Jika melihat PON Aceh-Sumut 2024, pacuan kuda yang diselenggarakan di Takengon, Aceh, berhasil menarik sekitar 120.000 penonton. Ini menunjukkan bahwa antusiasme masyarakat terhadap olahraga berkuda sangat tinggi. Ke depan, ajang pacuan kuda bisa menjadi daya tarik wisata, baik bagi wisatawan lokal maupun mancanegara.

Selain itu, ini juga menjadi peluang bagi UMKM daerah untuk memasarkan produknya kepada wisatawan yang datang. Dengan begitu, roda perekonomian berputar, dan devisa negara bertambah dari wisatawan asing yang berkunjung.

Jika masyarakat menemukan ada indikasi perjudian di pacuan kuda, Ketua Harian Pordasi – Pacu Eddy Wijaya meminta masyarakat melaporkannya. (Foto Bambang Eros, DI; Raga Granada - VOI)

Jika masyarakat menemukan ada indikasi perjudian di pacuan kuda, Ketua Harian Pordasi Pacu Eddy Wijaya meminta masyarakat melaporkannya. (Foto Bambang Eros, DI; Raga Granada - VOI)

Harga kuda itu mahal dan biaya perawatannya juga tidak sedikit. Bagaimana soal ini?
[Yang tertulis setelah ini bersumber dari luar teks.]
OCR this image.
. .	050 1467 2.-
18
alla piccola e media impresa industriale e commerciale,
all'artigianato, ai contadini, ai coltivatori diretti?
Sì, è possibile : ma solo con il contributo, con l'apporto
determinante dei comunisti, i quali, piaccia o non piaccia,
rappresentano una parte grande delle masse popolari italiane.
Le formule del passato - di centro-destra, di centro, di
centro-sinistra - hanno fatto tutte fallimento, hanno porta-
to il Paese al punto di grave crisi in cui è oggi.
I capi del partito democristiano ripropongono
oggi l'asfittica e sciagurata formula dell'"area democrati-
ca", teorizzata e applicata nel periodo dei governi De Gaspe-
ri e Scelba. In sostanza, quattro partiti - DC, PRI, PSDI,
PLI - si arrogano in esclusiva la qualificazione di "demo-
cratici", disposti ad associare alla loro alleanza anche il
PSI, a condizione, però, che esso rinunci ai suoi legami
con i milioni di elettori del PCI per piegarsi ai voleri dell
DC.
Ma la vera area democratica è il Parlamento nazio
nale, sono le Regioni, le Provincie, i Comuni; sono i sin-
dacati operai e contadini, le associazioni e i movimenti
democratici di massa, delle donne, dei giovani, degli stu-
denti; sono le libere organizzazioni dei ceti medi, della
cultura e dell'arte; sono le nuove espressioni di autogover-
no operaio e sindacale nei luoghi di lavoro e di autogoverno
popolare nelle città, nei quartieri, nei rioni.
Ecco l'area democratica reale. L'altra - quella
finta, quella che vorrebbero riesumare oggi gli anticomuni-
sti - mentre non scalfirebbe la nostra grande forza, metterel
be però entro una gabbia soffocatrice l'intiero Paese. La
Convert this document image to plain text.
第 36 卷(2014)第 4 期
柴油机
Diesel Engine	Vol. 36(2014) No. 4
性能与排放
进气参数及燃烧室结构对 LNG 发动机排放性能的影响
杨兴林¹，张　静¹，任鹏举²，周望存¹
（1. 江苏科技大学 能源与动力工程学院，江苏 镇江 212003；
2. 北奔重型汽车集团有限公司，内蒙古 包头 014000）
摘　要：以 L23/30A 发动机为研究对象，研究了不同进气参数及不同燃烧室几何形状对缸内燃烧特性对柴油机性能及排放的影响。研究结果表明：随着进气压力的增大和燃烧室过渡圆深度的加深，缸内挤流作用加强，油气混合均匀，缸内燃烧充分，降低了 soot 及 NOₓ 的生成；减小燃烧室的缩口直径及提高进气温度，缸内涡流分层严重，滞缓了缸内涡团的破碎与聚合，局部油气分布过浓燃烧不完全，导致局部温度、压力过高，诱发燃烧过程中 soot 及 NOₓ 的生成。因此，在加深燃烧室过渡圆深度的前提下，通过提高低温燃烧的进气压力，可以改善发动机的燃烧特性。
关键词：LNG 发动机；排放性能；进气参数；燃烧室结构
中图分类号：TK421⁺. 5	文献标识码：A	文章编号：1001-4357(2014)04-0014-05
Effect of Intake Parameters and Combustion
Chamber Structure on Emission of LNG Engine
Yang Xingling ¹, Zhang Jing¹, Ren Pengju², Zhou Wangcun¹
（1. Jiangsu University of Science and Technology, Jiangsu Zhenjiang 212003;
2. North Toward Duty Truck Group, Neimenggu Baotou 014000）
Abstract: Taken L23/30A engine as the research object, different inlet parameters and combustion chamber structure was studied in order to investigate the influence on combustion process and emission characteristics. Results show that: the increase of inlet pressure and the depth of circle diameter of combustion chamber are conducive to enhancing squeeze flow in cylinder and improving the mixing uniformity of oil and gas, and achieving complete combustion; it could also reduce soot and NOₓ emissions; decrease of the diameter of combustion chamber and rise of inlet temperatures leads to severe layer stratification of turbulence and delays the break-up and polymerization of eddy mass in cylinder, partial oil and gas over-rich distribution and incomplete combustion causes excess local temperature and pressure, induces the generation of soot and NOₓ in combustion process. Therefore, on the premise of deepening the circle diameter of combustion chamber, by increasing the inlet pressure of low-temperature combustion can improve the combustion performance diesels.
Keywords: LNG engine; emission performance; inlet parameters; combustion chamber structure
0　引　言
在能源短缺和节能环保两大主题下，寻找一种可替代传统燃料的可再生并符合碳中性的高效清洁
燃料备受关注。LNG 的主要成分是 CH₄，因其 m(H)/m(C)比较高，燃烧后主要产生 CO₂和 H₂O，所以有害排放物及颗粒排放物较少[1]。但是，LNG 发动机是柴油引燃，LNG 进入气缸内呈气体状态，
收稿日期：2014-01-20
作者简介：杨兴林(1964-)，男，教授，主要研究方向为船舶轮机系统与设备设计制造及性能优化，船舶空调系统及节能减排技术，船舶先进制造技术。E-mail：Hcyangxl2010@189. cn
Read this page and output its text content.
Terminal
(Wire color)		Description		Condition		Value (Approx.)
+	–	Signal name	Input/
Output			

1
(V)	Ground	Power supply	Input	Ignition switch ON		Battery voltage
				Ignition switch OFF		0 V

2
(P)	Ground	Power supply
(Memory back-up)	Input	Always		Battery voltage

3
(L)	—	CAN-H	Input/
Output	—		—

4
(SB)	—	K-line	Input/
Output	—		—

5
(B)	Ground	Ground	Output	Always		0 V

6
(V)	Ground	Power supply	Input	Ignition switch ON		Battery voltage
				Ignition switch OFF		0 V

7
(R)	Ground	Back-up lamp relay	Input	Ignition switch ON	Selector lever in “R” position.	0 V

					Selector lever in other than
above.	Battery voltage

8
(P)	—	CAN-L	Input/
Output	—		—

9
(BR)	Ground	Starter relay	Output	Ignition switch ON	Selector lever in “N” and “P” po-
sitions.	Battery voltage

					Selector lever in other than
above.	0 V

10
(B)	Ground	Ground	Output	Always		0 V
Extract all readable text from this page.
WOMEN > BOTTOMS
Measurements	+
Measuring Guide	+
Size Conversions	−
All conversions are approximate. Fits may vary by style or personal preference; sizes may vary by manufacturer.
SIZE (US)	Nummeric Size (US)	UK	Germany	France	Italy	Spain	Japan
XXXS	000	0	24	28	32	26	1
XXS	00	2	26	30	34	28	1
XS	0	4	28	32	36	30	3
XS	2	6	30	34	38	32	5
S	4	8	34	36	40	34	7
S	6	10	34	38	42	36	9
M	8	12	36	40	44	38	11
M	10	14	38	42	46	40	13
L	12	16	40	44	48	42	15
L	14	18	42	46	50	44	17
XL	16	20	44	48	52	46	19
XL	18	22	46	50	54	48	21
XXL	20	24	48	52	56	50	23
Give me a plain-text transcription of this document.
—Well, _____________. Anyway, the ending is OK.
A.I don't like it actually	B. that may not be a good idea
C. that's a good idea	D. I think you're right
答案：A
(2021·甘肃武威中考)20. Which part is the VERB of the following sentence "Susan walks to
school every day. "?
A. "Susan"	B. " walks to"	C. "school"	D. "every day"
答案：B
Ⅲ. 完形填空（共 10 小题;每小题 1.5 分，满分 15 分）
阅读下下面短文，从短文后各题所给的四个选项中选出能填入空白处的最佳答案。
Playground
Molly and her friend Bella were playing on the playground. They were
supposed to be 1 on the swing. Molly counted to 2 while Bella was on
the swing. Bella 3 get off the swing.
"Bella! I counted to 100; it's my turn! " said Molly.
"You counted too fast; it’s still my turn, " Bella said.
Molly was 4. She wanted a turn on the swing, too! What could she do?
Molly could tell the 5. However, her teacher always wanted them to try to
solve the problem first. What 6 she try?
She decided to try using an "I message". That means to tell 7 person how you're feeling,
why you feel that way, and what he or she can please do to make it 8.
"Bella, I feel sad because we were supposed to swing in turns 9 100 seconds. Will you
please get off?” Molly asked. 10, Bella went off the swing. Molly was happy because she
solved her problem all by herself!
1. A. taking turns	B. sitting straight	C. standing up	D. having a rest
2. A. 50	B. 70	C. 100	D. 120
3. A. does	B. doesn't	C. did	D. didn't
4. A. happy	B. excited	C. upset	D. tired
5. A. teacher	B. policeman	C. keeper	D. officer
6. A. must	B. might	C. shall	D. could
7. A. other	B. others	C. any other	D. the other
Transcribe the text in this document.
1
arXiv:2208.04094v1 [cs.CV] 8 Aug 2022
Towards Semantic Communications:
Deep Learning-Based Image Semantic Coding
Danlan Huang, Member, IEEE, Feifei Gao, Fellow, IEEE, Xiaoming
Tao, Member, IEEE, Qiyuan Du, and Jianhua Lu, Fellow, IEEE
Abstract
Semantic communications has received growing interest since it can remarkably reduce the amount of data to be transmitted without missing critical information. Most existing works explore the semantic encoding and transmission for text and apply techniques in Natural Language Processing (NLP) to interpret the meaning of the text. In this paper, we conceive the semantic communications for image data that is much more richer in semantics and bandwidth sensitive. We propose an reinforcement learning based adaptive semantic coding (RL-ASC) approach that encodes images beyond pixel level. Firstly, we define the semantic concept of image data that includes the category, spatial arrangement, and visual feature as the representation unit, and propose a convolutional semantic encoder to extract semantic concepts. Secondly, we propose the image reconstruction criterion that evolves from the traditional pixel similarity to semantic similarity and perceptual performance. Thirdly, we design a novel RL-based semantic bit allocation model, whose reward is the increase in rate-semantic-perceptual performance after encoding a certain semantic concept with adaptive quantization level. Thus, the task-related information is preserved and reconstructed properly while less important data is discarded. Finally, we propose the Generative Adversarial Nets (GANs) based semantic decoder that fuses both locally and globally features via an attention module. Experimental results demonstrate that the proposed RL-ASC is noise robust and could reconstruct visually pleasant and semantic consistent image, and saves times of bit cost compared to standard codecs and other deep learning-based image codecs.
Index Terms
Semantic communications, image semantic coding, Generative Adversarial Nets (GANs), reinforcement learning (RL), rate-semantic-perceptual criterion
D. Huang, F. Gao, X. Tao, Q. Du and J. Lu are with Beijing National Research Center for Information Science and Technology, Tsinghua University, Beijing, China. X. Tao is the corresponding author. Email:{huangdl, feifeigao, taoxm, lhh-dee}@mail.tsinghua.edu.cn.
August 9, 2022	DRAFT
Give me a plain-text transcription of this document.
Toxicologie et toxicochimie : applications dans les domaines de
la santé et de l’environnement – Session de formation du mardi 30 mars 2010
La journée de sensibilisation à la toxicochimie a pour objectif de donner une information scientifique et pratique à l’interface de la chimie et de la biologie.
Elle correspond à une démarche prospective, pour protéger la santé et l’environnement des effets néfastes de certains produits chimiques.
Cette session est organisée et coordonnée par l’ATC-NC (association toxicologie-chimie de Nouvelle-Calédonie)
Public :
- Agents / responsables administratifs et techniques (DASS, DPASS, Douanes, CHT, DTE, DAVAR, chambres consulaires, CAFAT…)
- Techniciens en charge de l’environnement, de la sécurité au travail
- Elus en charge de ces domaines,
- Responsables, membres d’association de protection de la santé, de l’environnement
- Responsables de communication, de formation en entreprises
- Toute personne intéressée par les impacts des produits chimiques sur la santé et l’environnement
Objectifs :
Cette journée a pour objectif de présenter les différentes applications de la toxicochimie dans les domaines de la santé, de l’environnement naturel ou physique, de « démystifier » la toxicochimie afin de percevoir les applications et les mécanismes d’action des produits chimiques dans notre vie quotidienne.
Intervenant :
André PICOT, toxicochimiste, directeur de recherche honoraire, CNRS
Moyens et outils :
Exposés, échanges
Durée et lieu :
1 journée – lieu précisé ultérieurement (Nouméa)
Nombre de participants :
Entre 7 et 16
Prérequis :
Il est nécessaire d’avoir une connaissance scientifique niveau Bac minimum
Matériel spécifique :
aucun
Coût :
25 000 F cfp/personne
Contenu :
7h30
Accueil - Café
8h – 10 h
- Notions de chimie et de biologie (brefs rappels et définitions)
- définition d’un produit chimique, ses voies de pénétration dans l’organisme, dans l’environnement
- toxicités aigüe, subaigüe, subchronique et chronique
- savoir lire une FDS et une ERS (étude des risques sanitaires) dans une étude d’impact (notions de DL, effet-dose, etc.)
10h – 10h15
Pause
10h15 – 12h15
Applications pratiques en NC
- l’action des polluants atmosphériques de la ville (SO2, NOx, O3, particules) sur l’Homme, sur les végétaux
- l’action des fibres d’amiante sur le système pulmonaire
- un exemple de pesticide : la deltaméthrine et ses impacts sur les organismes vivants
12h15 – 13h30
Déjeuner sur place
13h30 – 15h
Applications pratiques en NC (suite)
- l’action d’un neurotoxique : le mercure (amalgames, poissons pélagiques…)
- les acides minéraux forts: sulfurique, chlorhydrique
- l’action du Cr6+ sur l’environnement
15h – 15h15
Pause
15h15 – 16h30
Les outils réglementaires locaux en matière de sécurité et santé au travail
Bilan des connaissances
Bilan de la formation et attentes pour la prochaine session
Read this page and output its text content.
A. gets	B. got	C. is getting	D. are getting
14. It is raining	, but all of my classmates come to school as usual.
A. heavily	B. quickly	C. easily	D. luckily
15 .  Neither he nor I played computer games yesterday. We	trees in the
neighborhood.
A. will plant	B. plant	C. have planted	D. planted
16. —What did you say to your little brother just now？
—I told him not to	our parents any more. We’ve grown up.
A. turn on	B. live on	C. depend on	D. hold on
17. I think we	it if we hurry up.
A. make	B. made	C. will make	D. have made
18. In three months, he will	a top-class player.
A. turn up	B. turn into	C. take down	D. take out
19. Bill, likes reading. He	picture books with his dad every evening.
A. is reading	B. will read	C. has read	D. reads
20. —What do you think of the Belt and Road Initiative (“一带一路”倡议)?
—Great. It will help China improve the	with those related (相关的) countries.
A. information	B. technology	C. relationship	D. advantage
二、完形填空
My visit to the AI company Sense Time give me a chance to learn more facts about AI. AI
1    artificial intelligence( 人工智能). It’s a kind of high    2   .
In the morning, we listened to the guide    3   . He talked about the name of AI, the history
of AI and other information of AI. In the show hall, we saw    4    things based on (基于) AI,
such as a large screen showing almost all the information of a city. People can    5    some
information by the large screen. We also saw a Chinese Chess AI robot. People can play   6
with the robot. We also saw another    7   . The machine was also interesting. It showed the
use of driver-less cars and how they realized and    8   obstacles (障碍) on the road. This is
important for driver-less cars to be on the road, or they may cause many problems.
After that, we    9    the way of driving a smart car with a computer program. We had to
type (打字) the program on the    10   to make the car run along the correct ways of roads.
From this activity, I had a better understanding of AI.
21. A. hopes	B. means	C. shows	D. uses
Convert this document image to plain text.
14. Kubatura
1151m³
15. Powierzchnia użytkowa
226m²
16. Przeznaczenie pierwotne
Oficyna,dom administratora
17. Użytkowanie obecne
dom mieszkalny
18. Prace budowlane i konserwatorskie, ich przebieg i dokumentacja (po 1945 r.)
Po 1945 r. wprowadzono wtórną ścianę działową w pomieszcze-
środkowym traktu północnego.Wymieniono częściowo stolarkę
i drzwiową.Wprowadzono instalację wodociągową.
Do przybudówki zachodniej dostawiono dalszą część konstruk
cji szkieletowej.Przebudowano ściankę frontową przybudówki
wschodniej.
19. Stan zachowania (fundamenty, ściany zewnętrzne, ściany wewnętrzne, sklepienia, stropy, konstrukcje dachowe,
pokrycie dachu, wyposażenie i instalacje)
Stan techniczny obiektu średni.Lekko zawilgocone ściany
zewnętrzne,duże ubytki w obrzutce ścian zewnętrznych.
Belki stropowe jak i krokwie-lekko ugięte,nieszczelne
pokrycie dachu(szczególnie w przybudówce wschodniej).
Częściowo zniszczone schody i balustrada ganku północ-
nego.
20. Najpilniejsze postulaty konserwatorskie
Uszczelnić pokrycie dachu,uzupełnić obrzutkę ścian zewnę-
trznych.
Mahal dan murah itu relatif. Untuk kuda impor jenis thoroughbred yang berasal dari Inggris, harganya memang mahal. Namun, untuk kuda lokal tidak semahal itu. Pordasi memiliki nomor untuk kuda campuran, yaitu benih kuda jantan thoroughbred yang dikawinkan dengan kuda betina lokal. Yang dilombakan adalah turunan ketiga (G3) dan keempat (G4).

Pordasi kini bertransformasi menjadi empat cabang: Pordasi Pacu, Equestrian, Polo, dan Horseback Archery. Apa yang melandasi perubahan ini?

Pordasi dibentuk pada 6 Juni 1966 di Bandung. Sejak tahun 1988 sudah ada wacana untuk memisahkan Pordasi karena Ketua Umum sulit mengurus semua cabang yang ada secara bersamaan. Selain itu, induk organisasi di tingkat dunia juga berbeda-beda. Pacu memiliki organisasi sendiri, begitu juga dengan Equestrian, Polo, dan Horseback Archery.

Selama ini, Pordasi tergabung dalam FEI (Fédération Équestre Internationale), yang merupakan induk organisasi Equestrian. Padahal, dalam Pordasi juga terdapat Pacu, Polo, dan Horseback Archery. Akibatnya, ketika cabang lain ingin mendaftar dalam perhelatan internasional, mereka ditolak karena sudah masuk dalam FEI.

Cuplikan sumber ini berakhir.